Humboldt-Universität zu Berlin - Mathematisch-Naturwissenschaftliche Fakultät - Institut für Informatik

Probevortrag zur Promotion: Masoud Gholami

Optimizing Checkpoint/Restart and Input/Output for Large Scale Applications

Der Vortrag findet im Humboldt-Kabinett statt; eine Online-Teilnahme per Zoom wird auch möglich sein. 

Abstract

In the dynamic realm of exascale computing and HPC, failures are not occasional but rather inherent, occurring routinely during the runtime of applications. Effectively addressing these challenges is essential to enhance the resilience and reliability of supercomputing operations. Checkpoint/Restart (C/R) is a technique used in HPC to improve job resilience in the case of failures. This involves periodically saving the state of a running application to disk, so that if the application fails, it can be restarted from the last checkpoint. However, checkpointing can be time-consuming and significantly impact application performance, particularly I/O operations that involve writing the application state to disk. Therefore, optimizing the C/R process is crucial for reducing its impact on application performance and improving job resilience.

The first part of this work explores and develops novel techniques and approaches in the realm of C/R management within the context of HPC. This includes introducing and developing a novel C/R approach by combining XOR and partner C/R mechanisms, developing a model for multilevel C/R in large computational resources, and optimising the shared usage of burst buffers for C/R in supercomputers.
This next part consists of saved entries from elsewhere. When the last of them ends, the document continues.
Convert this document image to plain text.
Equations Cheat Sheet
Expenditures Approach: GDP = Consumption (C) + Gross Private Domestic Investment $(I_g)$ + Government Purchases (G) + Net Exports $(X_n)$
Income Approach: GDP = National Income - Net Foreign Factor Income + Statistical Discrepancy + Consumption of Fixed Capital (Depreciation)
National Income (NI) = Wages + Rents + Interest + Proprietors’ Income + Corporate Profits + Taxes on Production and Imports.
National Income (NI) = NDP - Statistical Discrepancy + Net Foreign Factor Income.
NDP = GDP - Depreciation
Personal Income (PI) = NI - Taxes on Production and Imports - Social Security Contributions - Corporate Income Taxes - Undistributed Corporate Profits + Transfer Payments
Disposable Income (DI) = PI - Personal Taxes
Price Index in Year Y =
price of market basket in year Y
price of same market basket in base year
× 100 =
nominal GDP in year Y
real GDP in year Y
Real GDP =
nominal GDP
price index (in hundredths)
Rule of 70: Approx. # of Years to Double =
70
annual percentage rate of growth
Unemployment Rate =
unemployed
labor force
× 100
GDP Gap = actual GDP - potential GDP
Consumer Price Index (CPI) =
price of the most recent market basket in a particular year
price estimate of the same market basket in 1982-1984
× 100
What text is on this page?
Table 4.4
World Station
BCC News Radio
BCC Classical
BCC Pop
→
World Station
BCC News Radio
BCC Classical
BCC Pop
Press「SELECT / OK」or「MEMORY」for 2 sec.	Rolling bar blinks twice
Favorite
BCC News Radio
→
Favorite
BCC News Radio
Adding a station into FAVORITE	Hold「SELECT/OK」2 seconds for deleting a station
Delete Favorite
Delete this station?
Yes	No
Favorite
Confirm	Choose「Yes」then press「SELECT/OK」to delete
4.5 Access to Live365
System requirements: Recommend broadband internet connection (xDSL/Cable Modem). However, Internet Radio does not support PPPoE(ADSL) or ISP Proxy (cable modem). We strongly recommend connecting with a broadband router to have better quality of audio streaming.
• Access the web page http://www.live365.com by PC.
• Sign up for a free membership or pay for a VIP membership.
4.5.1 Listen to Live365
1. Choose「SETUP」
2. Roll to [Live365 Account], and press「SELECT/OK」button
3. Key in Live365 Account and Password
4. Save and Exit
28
C/R procedures generate substantial I/O operations, emerging as a bottleneck for HPC applications. Hence, the need for optimization in I/O processes becomes imperative to overcome this bottleneck. To optimize the C/R process, it is also important to understand the I/O behavior of an application, including how much data needs to be written, how frequently checkpoints should be taken, and where to store the checkpoints to minimize I/O bottlenecks. Hence, in the second part, we investigate and introduce innovative techniques and approaches for I/O modeling and management. This includes developing a plugin for GNU C Compiler (GCC) that selects the optimal storage device for the I/O of applications based on their behavior that is defined by Pragma notions, and developing a model to estimate I/O cost of applications under Linux considering page management and process throttling.

--